No entanto, não é o que se pratica agora. As pessoas estão prontas para a briga, elevam a voz. É irmão contra irmão, amigos contra amigos... E assim estamos nos mostrando extremamente autoritários, conservadores e pouco democráticos. O discurso do ódio invadiu nossas ruas.

Quem diria que depois da ditadura, depois de alguns bons anos de democracia, o conservadorismo despertaria de forma despótica, em um vale-tudo assustador.

As eleições são uma festa democrática e vai vencer o candidato que tiver maior apoio do povo brasileiro. E os eleitores que forem derrotados, se democráticos, farão oposição, o que é bom, muito bom, pois assim é a democracia, feita com participação popular, pacífica e respeitosa com o outro na sua diferença.

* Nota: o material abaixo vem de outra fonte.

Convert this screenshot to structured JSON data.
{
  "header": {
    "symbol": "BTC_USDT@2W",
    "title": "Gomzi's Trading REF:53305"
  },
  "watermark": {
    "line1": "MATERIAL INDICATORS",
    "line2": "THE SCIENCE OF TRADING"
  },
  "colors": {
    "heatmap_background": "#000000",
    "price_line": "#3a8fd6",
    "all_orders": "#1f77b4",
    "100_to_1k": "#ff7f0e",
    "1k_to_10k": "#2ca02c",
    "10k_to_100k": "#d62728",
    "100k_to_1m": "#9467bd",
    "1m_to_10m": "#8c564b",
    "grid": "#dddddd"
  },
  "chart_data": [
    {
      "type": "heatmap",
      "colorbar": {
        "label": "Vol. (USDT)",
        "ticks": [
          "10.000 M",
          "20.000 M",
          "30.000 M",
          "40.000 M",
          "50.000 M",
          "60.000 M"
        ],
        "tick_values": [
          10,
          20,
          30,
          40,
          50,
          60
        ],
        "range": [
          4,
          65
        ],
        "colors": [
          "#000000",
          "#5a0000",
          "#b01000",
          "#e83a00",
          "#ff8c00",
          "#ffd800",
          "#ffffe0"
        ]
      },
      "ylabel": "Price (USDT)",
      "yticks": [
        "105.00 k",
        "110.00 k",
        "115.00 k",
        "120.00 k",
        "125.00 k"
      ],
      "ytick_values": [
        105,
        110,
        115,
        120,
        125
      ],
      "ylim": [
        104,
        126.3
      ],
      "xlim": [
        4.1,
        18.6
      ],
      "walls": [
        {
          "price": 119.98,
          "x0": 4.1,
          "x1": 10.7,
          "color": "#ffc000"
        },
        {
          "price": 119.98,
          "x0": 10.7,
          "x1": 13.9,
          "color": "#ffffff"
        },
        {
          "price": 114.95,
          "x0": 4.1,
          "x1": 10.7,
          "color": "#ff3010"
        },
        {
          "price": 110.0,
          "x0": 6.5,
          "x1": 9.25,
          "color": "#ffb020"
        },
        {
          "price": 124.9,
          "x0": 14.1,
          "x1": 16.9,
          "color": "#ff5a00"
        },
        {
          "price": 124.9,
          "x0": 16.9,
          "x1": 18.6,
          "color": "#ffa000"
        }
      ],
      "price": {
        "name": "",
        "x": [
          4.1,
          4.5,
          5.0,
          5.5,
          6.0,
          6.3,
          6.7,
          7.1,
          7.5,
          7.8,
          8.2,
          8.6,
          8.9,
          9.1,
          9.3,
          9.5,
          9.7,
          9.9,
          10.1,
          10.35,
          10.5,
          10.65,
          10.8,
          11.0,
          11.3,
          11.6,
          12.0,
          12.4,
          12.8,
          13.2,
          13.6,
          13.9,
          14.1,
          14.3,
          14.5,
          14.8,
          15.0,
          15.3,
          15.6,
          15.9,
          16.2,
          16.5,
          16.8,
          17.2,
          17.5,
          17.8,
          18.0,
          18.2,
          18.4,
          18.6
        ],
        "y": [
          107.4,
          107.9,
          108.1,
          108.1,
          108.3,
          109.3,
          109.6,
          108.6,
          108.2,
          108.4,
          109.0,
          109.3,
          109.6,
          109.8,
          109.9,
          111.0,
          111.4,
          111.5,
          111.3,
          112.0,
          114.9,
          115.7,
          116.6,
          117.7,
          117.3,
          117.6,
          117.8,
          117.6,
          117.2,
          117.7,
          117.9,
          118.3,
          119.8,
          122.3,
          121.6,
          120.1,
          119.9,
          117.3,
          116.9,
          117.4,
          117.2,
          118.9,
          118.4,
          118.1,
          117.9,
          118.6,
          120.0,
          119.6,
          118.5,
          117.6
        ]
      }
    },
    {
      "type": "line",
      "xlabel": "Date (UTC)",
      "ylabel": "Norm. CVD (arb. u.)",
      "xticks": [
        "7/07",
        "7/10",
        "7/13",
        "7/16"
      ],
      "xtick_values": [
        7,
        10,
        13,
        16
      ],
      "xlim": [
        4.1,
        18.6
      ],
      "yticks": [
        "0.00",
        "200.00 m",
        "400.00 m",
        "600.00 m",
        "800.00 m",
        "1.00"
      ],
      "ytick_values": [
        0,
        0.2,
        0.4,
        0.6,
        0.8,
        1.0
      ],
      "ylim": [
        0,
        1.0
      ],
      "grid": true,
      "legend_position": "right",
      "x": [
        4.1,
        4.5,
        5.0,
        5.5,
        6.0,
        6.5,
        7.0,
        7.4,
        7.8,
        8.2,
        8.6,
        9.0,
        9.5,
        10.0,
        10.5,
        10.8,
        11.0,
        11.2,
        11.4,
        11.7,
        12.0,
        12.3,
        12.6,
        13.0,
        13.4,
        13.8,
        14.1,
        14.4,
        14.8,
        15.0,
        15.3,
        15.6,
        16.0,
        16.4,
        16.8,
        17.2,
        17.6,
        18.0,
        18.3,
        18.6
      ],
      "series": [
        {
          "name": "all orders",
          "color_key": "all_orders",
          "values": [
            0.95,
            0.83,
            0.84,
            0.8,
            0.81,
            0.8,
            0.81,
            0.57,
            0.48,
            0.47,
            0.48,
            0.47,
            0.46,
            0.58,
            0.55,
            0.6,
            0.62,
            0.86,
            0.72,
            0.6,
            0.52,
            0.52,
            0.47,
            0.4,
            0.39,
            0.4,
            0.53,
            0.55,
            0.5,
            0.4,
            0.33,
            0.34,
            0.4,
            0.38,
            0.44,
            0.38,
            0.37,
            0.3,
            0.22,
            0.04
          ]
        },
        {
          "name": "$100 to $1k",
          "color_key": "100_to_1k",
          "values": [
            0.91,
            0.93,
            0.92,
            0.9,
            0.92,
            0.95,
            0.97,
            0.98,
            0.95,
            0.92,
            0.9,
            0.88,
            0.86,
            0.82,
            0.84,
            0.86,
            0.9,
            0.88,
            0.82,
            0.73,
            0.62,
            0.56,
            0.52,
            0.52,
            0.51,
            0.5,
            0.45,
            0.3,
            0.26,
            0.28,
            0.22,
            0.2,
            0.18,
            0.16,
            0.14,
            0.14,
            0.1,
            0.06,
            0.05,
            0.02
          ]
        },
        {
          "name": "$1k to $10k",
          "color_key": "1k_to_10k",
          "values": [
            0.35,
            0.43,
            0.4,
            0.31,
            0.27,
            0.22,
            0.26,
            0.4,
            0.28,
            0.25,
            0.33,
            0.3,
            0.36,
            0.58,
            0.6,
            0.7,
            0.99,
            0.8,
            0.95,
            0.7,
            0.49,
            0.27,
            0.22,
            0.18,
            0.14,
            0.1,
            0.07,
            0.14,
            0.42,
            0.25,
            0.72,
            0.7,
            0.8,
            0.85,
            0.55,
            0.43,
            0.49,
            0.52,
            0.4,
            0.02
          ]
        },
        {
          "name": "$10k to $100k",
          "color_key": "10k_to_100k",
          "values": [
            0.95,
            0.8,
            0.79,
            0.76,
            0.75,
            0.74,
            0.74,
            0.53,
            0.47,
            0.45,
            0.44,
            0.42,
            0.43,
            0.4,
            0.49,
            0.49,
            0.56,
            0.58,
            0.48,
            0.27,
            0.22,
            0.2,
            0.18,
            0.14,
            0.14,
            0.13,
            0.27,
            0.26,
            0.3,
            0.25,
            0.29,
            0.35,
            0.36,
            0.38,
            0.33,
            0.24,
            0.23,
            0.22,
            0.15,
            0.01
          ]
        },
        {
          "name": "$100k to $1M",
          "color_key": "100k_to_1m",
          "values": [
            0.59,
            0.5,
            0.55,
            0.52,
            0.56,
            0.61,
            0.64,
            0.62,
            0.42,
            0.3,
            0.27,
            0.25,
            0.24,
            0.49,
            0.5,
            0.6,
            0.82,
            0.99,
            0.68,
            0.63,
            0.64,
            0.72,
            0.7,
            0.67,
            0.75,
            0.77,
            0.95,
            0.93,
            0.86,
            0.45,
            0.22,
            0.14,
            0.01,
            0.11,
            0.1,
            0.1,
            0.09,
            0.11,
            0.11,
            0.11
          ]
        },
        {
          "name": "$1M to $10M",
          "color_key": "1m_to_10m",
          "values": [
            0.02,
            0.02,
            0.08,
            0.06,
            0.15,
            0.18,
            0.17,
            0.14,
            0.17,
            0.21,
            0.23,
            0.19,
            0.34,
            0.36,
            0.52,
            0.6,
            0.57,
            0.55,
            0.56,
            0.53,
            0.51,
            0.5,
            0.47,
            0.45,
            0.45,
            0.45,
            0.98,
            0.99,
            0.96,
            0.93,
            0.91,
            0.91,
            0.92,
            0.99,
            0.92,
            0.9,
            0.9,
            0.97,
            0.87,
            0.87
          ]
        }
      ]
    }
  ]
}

Em nome do amor ao Brasil – nossa pátria amada, salve, salve, nosso pendor da esperança –, trago hoje a declaração de amor escrita pelo moçambicano Mia Couto, que citei no início, pois acredito que devemos nós também, agora, professar amor no lugar do discurso do ódio ao outro, ao que pensa diferente. Quem sabe cola?

“Aconteceu-me a mim o oposto do que sucedeu com Pedro Álvares Cabral: encontrei você, Brasil, pensando que era a minha própria terra. Não tive nem barco, nem mar. Quem viajou foram vozes brasileiras que entraram na minha casa como se não houvesse porta. Essas vozes falavam de uma nação distante que guardava África nas suas raízes e misturava África nas suas sementes. Na minha varanda, desembarcou o mar de Dorival Caymmi, desembarcaram os versos de João Cabral, de Bandeira, desembarcou a prosa de Drummond, Amado, Machado, Rosa e Graciliano. Havia um idioma que era o de Moçambique, mas que já era um outro. E havia um lugar que me abraçava com os meus próprios braços. Esse parentesco era motivo de orgulho dos moçambicanos que, enchendo o peito, avisavam ao mundo: olha que temos um irmão que se chama Brasil!”

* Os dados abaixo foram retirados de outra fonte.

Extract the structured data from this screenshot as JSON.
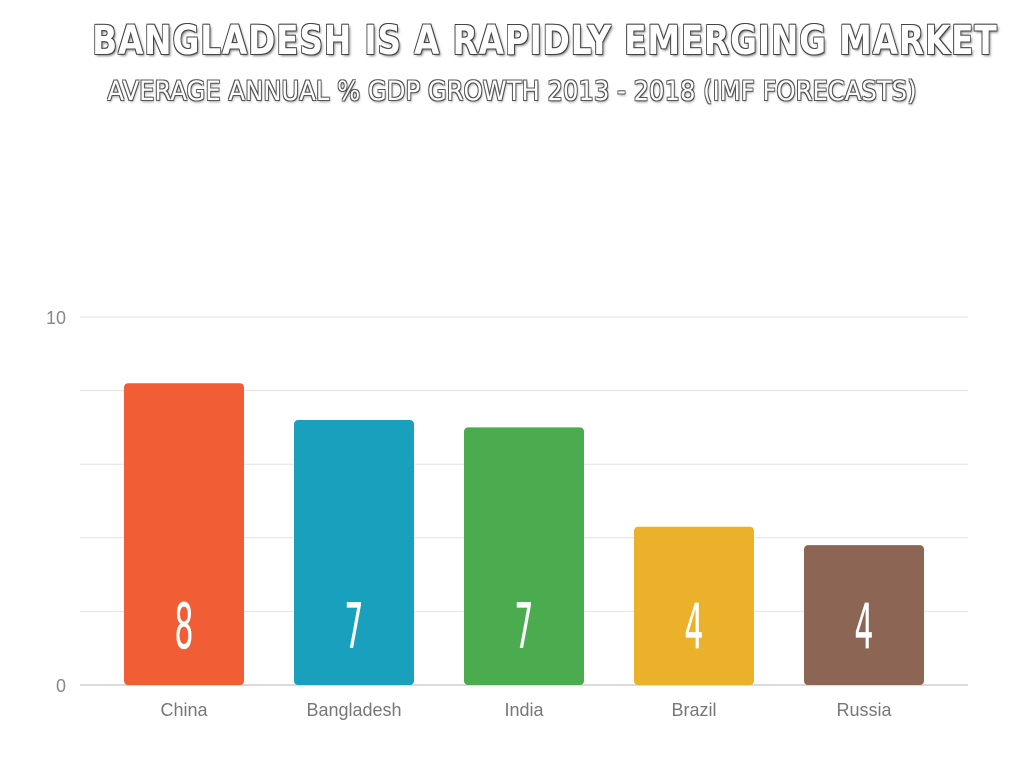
{
  "title": "BANGLADESH IS A RAPIDLY EMERGING MARKET",
  "subtitle": "AVERAGE ANNUAL % GDP GROWTH 2013 - 2018 (IMF FORECASTS)",
  "chart_data": {
    "type": "bar",
    "categories": [
      "China",
      "Bangladesh",
      "India",
      "Brazil",
      "Russia"
    ],
    "values": [
      8.2,
      7.2,
      7.0,
      4.3,
      3.8
    ],
    "value_labels": [
      "8",
      "7",
      "7",
      "4",
      "4"
    ],
    "colors": [
      "#f15d35",
      "#18a0bd",
      "#4aab4f",
      "#ecb12b",
      "#8c6554"
    ],
    "ylim": [
      0,
      10
    ],
    "y_tick_labels": [
      "10",
      "0"
    ],
    "grid": true,
    "xlabel": "",
    "ylabel": ""
  }
}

Enfim, Mia Couto visitou o Brasil em 1987, dois anos depois da democracia reinstalada, encontrando em nosso país o pretendente com quem tantas cartas de amor trocou. Apaixonou-se pela gente brasileira, o Brasil que romantizou. Como os apaixonados, ele não pode sair do fascínio e da idealização própria dos apaixonados. Nesse momento, nenhuma decepção.

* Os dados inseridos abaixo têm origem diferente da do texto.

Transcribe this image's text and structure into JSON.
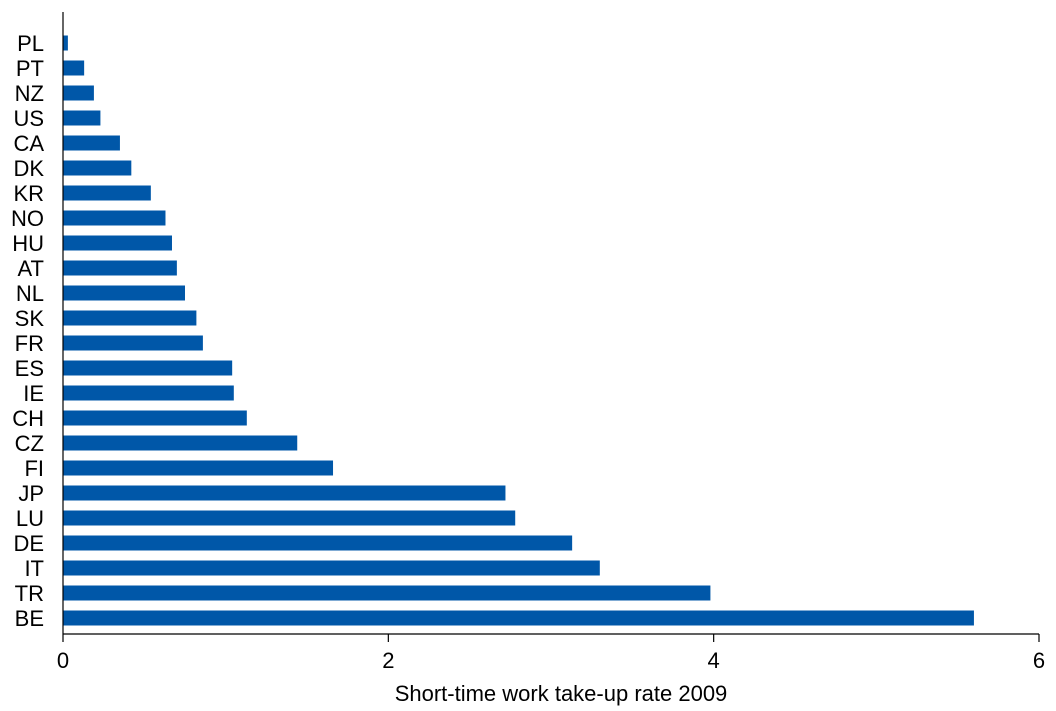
{
  "chart_data": {
    "type": "bar",
    "orientation": "horizontal",
    "title": "",
    "xlabel": "Short-time work take-up rate 2009",
    "ylabel": "",
    "xlim": [
      0,
      6
    ],
    "x_ticks": [
      0,
      2,
      4,
      6
    ],
    "grid": false,
    "bar_color": "#0057a8",
    "categories": [
      "PL",
      "PT",
      "NZ",
      "US",
      "CA",
      "DK",
      "KR",
      "NO",
      "HU",
      "AT",
      "NL",
      "SK",
      "FR",
      "ES",
      "IE",
      "CH",
      "CZ",
      "FI",
      "JP",
      "LU",
      "DE",
      "IT",
      "TR",
      "BE"
    ],
    "values": [
      0.03,
      0.13,
      0.19,
      0.23,
      0.35,
      0.42,
      0.54,
      0.63,
      0.67,
      0.7,
      0.75,
      0.82,
      0.86,
      1.04,
      1.05,
      1.13,
      1.44,
      1.66,
      2.72,
      2.78,
      3.13,
      3.3,
      3.98,
      5.6
    ]
  }
}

Couto não percebeu, naquele ano, a dimensão da força adormecida e reprimida que ressurgiu e vigora neste momento. O retrocesso que pode ser abandonar o secularismo – separação de Igreja (Tradição, família e propriedade) e Estado –, considerado avanço na maioria dos países modernos. Vejam, por exemplo, os problemas do mundo islâmico.

Mia Couto não pode ver, naquele ano, o que estava oculto, reprimido. O tradicionalismo, o conservadorismo e, por que não dizer, o colonialismo, que gradativamente davam lugar a políticas de inclusão e tolerância das diferenças, bem-vindas em uma democracia.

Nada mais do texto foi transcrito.